Satu percobaan kecil dari tahun 2002 [504] dievaluasi awal versus "terlambat" atau
"tertunda" inisiasi RRT; Ini hanya mencakup empat pasien dengan sepsis dan tidak
menunjukkan manfaat CRRT awal. Sejak itu, dua RCT yang relevan [508, 509] diterbitkan
pada tahun 2016. Hasilnya menunjukkan kemungkinan manfaat baik [509] atau kerugian
[508] untuk kematian, peningkatan penggunaan dialisis, dan peningkatan infeksi garis tengah
dengan RRT awal. Kriteria pendaftaran dan waktu inisiasi RRT berbeda dalam dua
percobaan. Hasil dinilai memiliki kepastian yang rendah berdasarkan ketidaksamaan (banyak
pasien nonseptik) dan ketidaktepatan untuk kematian.
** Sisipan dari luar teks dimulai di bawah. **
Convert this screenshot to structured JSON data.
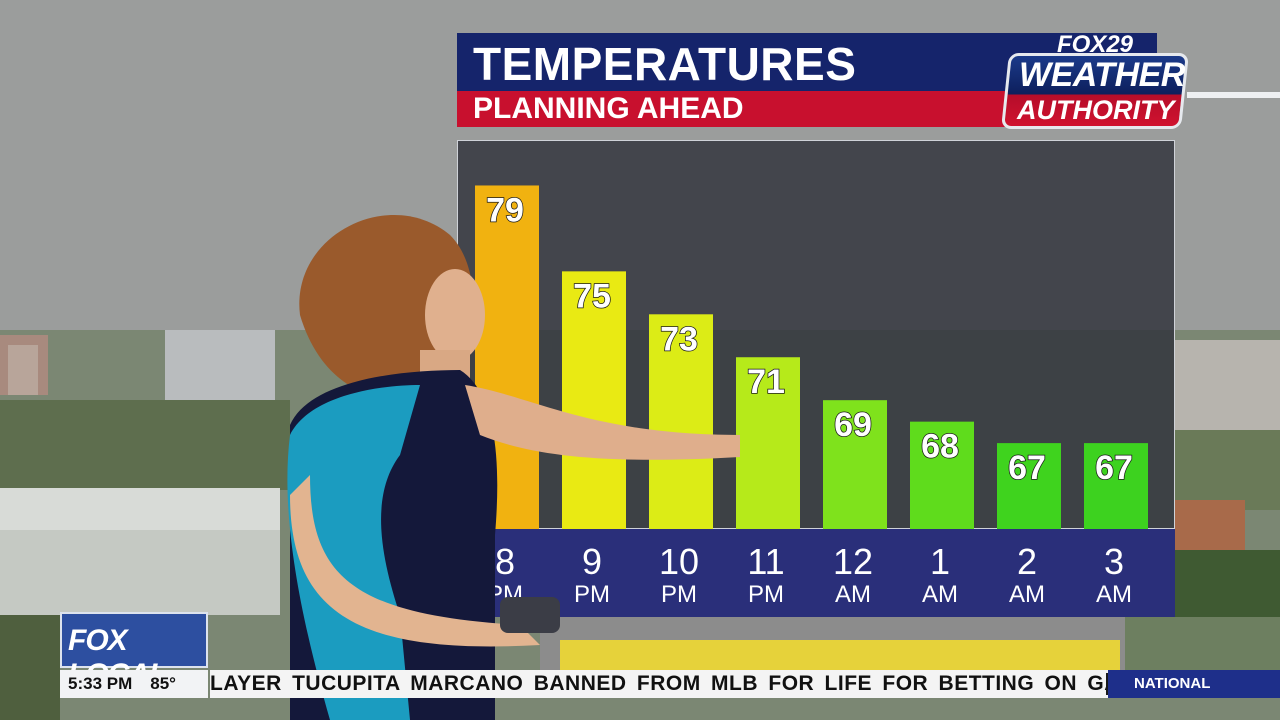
{
  "graphic": {
    "title": "TEMPERATURES",
    "subtitle": "PLANNING AHEAD"
  },
  "logo": {
    "network": "FOX29",
    "brand_line1": "WEATHER",
    "brand_line2": "AUTHORITY"
  },
  "chart_data": {
    "type": "bar",
    "categories": [
      {
        "top": "8",
        "bottom": "PM"
      },
      {
        "top": "9",
        "bottom": "PM"
      },
      {
        "top": "10",
        "bottom": "PM"
      },
      {
        "top": "11",
        "bottom": "PM"
      },
      {
        "top": "12",
        "bottom": "AM"
      },
      {
        "top": "1",
        "bottom": "AM"
      },
      {
        "top": "2",
        "bottom": "AM"
      },
      {
        "top": "3",
        "bottom": "AM"
      }
    ],
    "values": [
      79,
      75,
      73,
      71,
      69,
      68,
      67,
      67
    ],
    "bar_colors": [
      "#f1b210",
      "#e9ea13",
      "#dcec16",
      "#b6ea1a",
      "#7fe21c",
      "#5fdc1c",
      "#3fd31e",
      "#3dd21f"
    ],
    "ylim": [
      64,
      80
    ]
  },
  "lower_third": {
    "station": "FOX LOCAL",
    "time": "5:33 PM",
    "temperature": "85°",
    "ticker": "LAYER TUCUPITA MARCANO BANNED FROM MLB FOR LIFE FOR BETTING ON GAME",
    "ticker_section": "NATIONAL"
  },
  "colors": {
    "title_blue": "#15246b",
    "subtitle_red": "#c8102e",
    "axis_band": "#2a2f7a"
  }
}
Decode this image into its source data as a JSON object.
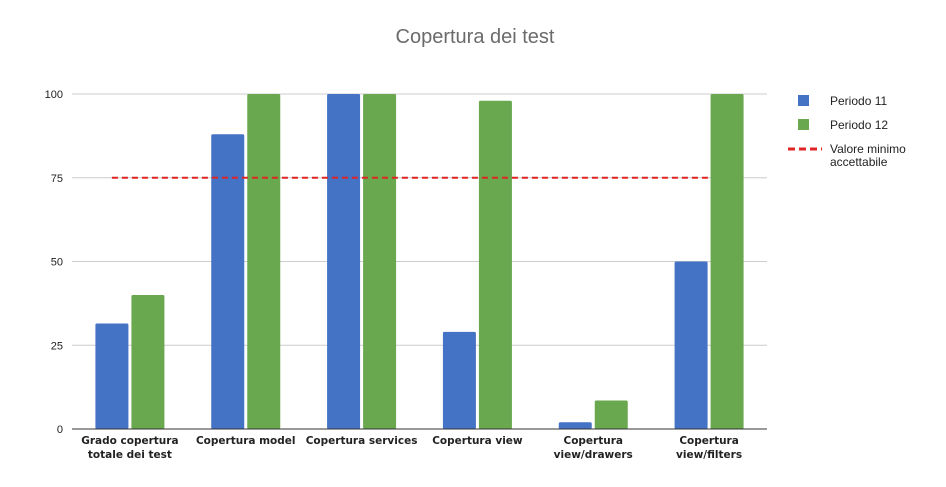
{
  "chart_data": {
    "type": "bar",
    "title": "Copertura dei test",
    "xlabel": "",
    "ylabel": "",
    "ylim": [
      0,
      100
    ],
    "yticks": [
      0,
      25,
      50,
      75,
      100
    ],
    "grid": true,
    "legend_position": "right",
    "categories": [
      [
        "Grado copertura",
        "totale dei test"
      ],
      [
        "Copertura model"
      ],
      [
        "Copertura services"
      ],
      [
        "Copertura view"
      ],
      [
        "Copertura",
        "view/drawers"
      ],
      [
        "Copertura",
        "view/filters"
      ]
    ],
    "series": [
      {
        "name": "Periodo 11",
        "color": "#4472c4",
        "values": [
          31.5,
          88,
          100,
          29,
          2,
          50
        ]
      },
      {
        "name": "Periodo 12",
        "color": "#6aa84f",
        "values": [
          40,
          100,
          100,
          98,
          8.5,
          100
        ]
      }
    ],
    "reference_line": {
      "name": [
        "Valore minimo",
        "accettabile"
      ],
      "value": 75,
      "color": "#e02424",
      "style": "dashed"
    }
  }
}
Kemungkinan bahaya (misalnya,
infeksi garis tengah) mendorong keseimbangan risiko dan manfaat terhadap inisiasi dini Dari
RRT Sementara itu, dampak dan biaya yang tidak diinginkan tampaknya lebih besar daripada
konsekuensi yang diinginkan; Oleh karena itu, kami sarankan untuk tidak menggunakan RRT
pada pasien dengan Sepsis dan luka ginjal akut untuk peningkatan kreatinin atau oliguria
tanpa indikasi pasti lainnya untuk dialisis.